В одном только случае Ваня охотно уступал мне бахилы. Мать, готовясь варить кашу из житной муки, говорила:
- Взял бы кто из вас туесок и сходил в Погост - попросить у добрых людей молочка.
Никому не хотелось идти попрошайничать.
- Пусть Васька сходит. Он маленький, ему не стыдно просить, - говорил Ваня.
Мне тоже было стыдно, но я все-таки шел - хотелось покушать житную кашу с молочком.
Мать старалась одеть меня потеплее: Погост был в версте от нашей деревни - для малыша дальняя дорога.
Страшно бывало, когда спустишься с Бабьей горки и деревня скроется за ней.
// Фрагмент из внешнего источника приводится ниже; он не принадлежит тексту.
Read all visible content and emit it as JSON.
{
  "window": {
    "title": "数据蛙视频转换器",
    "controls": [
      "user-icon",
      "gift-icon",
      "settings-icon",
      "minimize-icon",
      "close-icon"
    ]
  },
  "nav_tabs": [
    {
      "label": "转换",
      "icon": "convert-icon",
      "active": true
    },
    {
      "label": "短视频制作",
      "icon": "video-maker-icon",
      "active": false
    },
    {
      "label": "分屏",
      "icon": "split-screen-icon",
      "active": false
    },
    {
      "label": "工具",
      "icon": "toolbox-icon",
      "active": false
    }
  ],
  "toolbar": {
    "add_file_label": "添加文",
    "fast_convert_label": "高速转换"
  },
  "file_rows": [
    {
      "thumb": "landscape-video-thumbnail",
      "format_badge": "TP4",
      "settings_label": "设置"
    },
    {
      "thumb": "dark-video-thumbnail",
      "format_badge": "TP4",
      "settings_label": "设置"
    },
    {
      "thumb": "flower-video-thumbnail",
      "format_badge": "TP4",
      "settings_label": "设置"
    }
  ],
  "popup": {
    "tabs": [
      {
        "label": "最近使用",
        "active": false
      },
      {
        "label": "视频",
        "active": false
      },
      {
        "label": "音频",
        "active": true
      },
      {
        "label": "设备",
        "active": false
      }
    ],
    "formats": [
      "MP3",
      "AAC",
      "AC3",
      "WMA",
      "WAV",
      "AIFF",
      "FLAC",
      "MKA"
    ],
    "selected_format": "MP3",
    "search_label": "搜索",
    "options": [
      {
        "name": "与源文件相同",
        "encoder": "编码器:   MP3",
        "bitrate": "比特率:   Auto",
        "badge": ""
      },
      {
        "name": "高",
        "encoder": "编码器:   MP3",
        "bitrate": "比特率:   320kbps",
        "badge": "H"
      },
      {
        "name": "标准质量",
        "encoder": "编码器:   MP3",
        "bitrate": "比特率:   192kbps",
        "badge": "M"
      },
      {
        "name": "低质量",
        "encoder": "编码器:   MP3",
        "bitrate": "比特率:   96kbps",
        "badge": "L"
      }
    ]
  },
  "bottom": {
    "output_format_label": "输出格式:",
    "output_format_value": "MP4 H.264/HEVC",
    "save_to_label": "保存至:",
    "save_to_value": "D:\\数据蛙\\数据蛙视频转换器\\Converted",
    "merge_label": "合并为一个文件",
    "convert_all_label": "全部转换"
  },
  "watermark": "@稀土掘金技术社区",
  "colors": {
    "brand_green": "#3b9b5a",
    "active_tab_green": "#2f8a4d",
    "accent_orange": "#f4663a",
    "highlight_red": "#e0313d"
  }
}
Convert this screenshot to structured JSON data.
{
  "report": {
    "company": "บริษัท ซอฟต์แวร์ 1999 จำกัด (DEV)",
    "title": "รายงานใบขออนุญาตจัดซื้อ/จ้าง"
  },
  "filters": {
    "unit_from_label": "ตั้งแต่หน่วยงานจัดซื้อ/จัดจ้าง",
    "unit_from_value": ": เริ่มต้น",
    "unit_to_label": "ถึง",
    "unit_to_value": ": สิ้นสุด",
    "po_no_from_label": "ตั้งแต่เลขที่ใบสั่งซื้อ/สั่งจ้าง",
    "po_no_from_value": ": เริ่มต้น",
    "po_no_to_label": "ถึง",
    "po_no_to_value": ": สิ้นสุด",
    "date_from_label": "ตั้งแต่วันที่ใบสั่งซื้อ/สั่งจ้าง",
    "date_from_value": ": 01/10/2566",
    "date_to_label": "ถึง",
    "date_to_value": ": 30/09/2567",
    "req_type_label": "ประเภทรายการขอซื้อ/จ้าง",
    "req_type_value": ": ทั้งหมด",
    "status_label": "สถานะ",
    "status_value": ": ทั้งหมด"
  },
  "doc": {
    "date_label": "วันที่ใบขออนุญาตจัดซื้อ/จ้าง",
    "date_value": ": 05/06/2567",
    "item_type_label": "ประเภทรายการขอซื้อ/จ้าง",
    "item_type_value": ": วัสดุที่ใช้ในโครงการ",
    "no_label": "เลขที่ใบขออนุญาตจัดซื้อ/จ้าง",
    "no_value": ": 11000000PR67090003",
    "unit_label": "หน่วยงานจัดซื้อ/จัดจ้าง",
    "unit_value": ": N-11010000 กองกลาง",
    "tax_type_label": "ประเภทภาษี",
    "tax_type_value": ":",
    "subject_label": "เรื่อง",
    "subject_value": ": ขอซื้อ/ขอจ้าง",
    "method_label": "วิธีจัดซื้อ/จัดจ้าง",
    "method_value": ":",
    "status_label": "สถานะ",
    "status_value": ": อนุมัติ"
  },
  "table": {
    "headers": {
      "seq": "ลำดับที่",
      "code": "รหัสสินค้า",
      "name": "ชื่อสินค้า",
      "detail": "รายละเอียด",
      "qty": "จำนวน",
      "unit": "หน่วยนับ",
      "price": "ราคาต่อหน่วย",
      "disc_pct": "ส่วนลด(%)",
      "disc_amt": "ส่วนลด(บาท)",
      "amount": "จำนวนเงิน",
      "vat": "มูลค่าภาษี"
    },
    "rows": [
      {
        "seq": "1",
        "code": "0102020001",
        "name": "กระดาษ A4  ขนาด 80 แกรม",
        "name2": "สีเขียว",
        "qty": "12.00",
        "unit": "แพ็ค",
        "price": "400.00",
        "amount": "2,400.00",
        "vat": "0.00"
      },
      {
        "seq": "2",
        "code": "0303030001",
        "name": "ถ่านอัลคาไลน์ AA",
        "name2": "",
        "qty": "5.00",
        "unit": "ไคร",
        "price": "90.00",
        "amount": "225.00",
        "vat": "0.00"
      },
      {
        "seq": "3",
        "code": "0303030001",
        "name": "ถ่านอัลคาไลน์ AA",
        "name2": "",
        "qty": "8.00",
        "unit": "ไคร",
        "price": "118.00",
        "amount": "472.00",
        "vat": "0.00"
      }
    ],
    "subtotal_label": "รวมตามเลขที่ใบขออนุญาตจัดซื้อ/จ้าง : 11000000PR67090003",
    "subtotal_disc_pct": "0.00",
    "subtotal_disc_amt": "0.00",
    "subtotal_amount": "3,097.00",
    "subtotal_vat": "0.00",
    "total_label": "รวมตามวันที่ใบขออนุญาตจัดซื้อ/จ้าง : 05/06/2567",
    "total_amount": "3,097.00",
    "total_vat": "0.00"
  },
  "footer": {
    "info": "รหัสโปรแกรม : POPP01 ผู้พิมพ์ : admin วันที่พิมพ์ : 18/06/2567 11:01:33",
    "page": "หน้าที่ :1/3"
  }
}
Дорога шла по берегу Онеги. С одной стороны - река, с другой - обнесенные изгородью поповские поля, за ними в полуверсте - лес. На дороге пусто, за каждым сугробом мне чудится медведь или волк.
Я поднимал валявшуюся у изгороди палку, шел не торопясь; оглядываясь по сторонам, помахивал палкой и покрикивал: слыхал уже от мужиков-охотников, что всякий зверь боится голоса человека.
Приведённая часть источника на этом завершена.